May 30, 2021 at 9:27 AM Post #553 of 2,958
I there's quite a big difference in the length of the head strap between my leather free 2020 LCD-2 and 2021 leather LCD-X. I've had headbands stretch over time, but never like this from new. Audeze are sending a replacement, so good support as always.
I find the pusher pads on the LCD-2s quite a bit more comfortable, but I have a feeling that it may be partly due to the head strap on the Xs throwing off the balance.
One positive thing about the Xs is that they're now lighter than the 2s: 612g vs 637g
20210529_234559~2.jpg
 
May 30, 2021 at 12:22 PM Post #554 of 2,958
I there's quite a big difference in the length of the head strap between my leather free 2020 LCD-2 and 2021 leather LCD-X. I've had headbands stretch over time, but never like this from new. Audeze are sending a replacement, so good support as always.

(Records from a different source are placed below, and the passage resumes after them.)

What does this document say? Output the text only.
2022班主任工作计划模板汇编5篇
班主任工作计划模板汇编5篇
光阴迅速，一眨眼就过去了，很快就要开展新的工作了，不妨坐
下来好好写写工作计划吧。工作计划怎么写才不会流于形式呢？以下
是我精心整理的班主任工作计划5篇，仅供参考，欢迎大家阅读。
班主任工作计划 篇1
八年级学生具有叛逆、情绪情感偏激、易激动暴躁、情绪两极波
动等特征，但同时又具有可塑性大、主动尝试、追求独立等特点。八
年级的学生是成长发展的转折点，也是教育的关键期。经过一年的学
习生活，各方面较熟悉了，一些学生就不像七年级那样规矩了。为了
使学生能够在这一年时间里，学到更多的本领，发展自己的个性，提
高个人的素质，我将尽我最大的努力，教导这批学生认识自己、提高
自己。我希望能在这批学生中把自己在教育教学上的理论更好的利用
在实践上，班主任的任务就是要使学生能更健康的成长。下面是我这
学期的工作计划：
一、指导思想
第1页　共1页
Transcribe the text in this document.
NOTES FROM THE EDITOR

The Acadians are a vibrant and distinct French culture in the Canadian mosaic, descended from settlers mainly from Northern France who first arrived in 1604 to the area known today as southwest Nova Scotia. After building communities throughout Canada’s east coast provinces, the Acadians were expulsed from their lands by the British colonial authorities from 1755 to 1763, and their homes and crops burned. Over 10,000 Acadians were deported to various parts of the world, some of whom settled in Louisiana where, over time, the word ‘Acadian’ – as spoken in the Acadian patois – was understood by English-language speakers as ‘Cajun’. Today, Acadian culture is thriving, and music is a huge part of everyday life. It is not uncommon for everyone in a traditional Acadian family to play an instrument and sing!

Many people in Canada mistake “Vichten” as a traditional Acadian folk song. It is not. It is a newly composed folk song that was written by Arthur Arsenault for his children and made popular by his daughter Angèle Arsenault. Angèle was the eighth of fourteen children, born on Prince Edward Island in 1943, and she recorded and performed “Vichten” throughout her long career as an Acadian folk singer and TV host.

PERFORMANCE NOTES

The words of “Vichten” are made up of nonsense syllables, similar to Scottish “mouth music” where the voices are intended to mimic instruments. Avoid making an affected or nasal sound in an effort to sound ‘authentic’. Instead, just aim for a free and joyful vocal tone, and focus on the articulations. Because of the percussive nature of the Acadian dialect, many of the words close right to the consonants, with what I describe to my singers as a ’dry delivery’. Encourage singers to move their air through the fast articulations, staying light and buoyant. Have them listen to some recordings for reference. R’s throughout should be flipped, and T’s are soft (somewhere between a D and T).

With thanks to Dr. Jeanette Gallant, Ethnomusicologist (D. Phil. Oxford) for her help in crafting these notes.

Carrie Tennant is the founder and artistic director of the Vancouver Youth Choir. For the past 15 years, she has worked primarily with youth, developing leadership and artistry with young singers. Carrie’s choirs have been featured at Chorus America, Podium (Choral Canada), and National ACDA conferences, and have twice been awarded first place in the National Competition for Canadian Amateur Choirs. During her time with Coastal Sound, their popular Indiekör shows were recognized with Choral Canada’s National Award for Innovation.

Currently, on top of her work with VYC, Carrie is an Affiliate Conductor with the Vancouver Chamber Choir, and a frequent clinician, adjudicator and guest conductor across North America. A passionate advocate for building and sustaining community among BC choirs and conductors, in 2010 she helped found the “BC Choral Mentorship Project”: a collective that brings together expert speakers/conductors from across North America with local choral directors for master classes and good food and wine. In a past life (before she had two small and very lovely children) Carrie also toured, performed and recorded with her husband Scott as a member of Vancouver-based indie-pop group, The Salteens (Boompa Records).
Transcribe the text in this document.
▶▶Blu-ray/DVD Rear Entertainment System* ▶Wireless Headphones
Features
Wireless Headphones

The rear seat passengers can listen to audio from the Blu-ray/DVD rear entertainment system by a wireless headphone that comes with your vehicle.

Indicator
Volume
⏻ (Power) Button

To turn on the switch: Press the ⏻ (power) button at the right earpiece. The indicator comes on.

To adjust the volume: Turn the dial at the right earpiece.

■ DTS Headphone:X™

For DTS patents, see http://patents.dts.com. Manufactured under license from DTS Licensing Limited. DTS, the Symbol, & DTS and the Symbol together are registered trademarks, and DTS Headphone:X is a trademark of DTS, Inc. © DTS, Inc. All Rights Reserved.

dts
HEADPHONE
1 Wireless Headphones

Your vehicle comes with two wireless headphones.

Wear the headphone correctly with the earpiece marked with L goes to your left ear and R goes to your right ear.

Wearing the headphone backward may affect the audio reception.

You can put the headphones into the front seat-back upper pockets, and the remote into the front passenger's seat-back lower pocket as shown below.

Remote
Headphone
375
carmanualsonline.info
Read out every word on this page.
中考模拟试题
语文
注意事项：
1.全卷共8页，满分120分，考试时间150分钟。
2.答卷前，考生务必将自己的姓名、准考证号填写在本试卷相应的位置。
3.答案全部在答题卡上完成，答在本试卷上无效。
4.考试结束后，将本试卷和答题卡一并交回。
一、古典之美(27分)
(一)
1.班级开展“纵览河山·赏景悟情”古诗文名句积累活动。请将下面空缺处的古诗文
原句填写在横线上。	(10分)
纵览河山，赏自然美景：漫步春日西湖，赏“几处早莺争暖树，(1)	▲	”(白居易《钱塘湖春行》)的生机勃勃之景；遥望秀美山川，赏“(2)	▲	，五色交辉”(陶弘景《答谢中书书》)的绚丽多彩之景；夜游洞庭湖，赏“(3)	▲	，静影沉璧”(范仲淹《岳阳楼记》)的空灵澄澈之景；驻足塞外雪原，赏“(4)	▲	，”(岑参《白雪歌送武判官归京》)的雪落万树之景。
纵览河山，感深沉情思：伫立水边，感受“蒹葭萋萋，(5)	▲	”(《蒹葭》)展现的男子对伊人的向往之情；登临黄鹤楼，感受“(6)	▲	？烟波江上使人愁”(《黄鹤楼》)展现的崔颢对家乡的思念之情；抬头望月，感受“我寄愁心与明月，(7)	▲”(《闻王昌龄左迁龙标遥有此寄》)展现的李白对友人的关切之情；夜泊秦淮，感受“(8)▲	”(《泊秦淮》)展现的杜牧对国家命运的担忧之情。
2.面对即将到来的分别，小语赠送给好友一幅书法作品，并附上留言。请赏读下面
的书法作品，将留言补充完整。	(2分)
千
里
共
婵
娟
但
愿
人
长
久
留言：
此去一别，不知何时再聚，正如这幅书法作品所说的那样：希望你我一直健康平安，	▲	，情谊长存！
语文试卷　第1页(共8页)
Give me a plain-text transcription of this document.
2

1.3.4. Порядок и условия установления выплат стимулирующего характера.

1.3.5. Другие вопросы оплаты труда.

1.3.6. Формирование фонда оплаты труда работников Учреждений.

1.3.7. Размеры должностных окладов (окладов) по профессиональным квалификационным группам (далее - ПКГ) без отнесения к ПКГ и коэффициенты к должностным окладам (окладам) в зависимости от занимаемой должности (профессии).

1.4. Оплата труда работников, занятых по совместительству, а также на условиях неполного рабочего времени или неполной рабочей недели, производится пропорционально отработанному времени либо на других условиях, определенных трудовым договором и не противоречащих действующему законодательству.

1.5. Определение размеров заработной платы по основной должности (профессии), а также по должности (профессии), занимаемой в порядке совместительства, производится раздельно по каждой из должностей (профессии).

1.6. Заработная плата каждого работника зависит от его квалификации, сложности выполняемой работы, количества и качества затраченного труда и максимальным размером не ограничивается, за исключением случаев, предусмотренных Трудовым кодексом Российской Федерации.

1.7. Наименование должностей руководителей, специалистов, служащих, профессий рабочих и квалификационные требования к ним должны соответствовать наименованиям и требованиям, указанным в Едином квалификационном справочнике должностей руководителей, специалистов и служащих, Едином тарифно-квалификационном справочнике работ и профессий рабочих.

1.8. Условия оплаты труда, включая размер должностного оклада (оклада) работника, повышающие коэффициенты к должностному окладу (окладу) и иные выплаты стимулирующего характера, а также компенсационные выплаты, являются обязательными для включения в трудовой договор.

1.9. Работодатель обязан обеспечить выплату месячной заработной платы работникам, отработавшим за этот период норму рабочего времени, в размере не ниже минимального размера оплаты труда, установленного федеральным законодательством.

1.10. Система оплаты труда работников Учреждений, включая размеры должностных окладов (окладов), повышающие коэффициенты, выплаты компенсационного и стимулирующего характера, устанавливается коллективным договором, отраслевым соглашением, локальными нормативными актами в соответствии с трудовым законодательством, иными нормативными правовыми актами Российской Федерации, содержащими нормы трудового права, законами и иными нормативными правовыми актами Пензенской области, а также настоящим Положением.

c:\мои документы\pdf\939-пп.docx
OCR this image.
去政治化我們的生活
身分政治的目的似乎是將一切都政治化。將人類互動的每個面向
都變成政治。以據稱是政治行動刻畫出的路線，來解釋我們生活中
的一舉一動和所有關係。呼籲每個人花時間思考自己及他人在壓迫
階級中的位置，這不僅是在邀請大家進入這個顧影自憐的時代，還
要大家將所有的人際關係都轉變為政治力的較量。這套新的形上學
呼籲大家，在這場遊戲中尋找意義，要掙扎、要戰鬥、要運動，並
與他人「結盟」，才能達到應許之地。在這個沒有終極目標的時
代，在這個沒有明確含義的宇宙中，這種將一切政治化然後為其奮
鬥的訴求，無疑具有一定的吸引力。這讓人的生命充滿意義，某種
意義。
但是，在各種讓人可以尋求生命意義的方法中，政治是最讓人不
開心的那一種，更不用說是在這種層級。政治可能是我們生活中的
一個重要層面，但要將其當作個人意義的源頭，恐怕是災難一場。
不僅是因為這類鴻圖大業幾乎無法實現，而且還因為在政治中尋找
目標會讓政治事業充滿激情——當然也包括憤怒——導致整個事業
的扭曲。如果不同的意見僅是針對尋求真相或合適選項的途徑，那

I find the pusher pads on the LCD-2s quite a bit more comfortable, but I have a feeling that it may be partly due to the head strap on the Xs throwing off the balance.
One positive thing about the Xs is that they're now lighter than the 2s: 612g vs 637g
20210529_234559~2.jpg
708g to 612g is quite an improvement indeed. I am yet to hear the sound differences though.

The stretch of the headband leather by time is indeed an issue. I punctured new holes on my leather strap and ordered a new strap from Audeze when I sold my latest LCD.
 
May 30, 2021 at 12:37 PM Post #555 of 2,958
I there's quite a big difference in the length of the head strap between my leather free 2020 LCD-2 and 2021 leather LCD-X. I've had headbands stretch over time, but never like this from new. Audeze are sending a replacement, so good support as always.
I find the pusher pads on the LCD-2s quite a bit more comfortable, but I have a feeling that it may be partly due to the head strap on the Xs throwing off the balance.
One positive thing about the Xs is that they're now lighter than the 2s: 612g vs 637g
20210529_234559~2.jpg
How do you find the LCD-2 and LCD-X compare?